The Mercury: It’s a grim outlook for the rule of law

http://www.themercury.co.za/index.php?fArticleId=4240852

Columnists

It’s a grim outlook for the rule of law

The Scorpions debacle suggests a lack of concern for legality that mirrors what already happens at another level where the poor are routinely assaulted

The Mercury February 06, 2008 Edition 1

Imraan Buccus

THE country’s leading political commentators and newspapers are all agreed that the post-Polokwane rush to disband the Scorpions is an ominous sign.

It does not augur well for the priorities of the ascending political elite, and it does not augur well for a commitment to the rule of law. The arrest of Scorpions investigator Gerrie Nel, and the manner of the arrest, indicates that at least some in the ascending elite actively aim to subordinate the law to the short-term interests of party leaders.

The anxieties that this has aroused are well founded. But what has often been missed by political commentators and journalists is that the disregard for the law and the constitutional order is not new.

Across space and time one of the great lessons of history is that elites tend to try out dubious behaviour on powerless people before gaining the confidence to move against other elites.

Hannah Arendt, one of the great German philosophers of the previous century, was the first to point out the European holocaust did not emerge from nowhere. On the contrary the tactics first learned in the then German colony of South West Africa in the genocidal killing of the Herero between 1904 and 1907 were then turned on Europeans. While Arendt’s argument was forgotten for a while, Mahmood Mamdani, the great Ugandan intellectual and global intellectual superstar, has made much use of Arendt’s insights in his more contemporary arguments in his recent book Good Muslim, Bad Muslim.

Illegal police action

In South Africa, civil society organisations of the poor have been subjected to serious illegal police action with, in many cases, the tacit consent of elites. The police killing of Michael Makhabane, a student shot while walking past a protest at the University of Durban-Westville in May 2000, was hardly a scandal.

No heads rolled after gratuitous beatings of Treatment Action Campaign members by the police in Durban in March 2003.

The 2006 local government elections were declared a “success” with no reflection on the death of Monica Ngcobo, who was shot in the back by police in Umlazi’s E section.

The regular police beatings of Abahlali baseMjondolo activists in this city may have made the New York Times, the Economist and Al Jazeera, but in Durban they have never been seen as a story worth following up after an initial report.

No heads have rolled.
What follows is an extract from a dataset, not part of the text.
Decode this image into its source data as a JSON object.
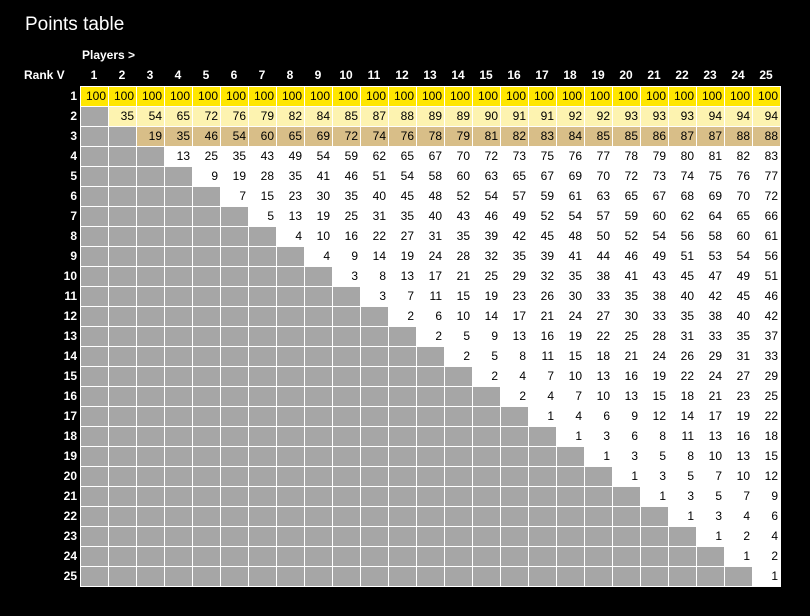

No police officer has ended up having to account for his actions to a judge.

This is hardly unique to Durban. One thinks also of the police torture of Landless People’s Movement activists in Johannesburg and police abduction and beating of Anti-Eviction Campaign Activists in Cape Town during the August 2004 election.

And of course, the way in which undocumented migrants are treated in South Africa has been atrocious for years. Year after year leading human rights organisations condemn the notorious Lindela Camp, in which the ANC Women’s League has shares, without anything changing or any real scandal developing among local elites.

Last week’s unlawful and violent attack on Zimbabweans seeking refuge in a Johannesburg church has at least attracted the support of the Legal Resources Centre, but there’s been nothing like the scandal that resulted in France from a raid on a Parisian church sheltering undocumented migrants in 2003. We seem to accept this kind of barbarism as being “okay” for Zimbabweans.

Of course a noble group of small NGOs such as the Freedom of Expression Institute, Amnesty International and others have tried to catalogue abuses and argue that they must be stopped.

Those among us who are under the impression that there is a sudden disregard for the rule of law and an equally sudden willingness to misuse state institutions to illegally target perceived enemies have assumed that our privileged reality is reality. But it is not.

Shocking violence

In Camps Bay or Hillcrest, we may have been enjoying the freedom of democracy, but in Khayelitsha and Orange Farm and in the shacks around Durban, the police are still violating basic freedoms with shocking violence.

All that is happening is that what has long been done to the poor with the tacit acceptance of the rich is now starting to be done to the rich.

The chickens are coming home to roost. If we think that it’s only a scandal when the state turns on the rich we are forgetting, at our peril, the great lessons of Arendt and Mamdani. What you tolerate for others will sooner or later be done to you.

If we are serious about defending our constitutional democracy we certainly should rail against the arrest of Gerrie Nel and the demand to shut down the Scorpions.

But we also need to demand justice for Makhabane and Ngcobo, to demand an immediate inquiry into the church raid last week, to demand that Lindela is shut down, to demand that shack dwellers can march in Durban without fear of police violence. If the rule of law is not for everyone it will crumble.

If respect for persons is not universal the barbarism that is okay for the “others’, but not for “us” will come home.

These are the lessons of history. We need to move fast if we want to defend what was won in 1994. It’s been under attack for a long time.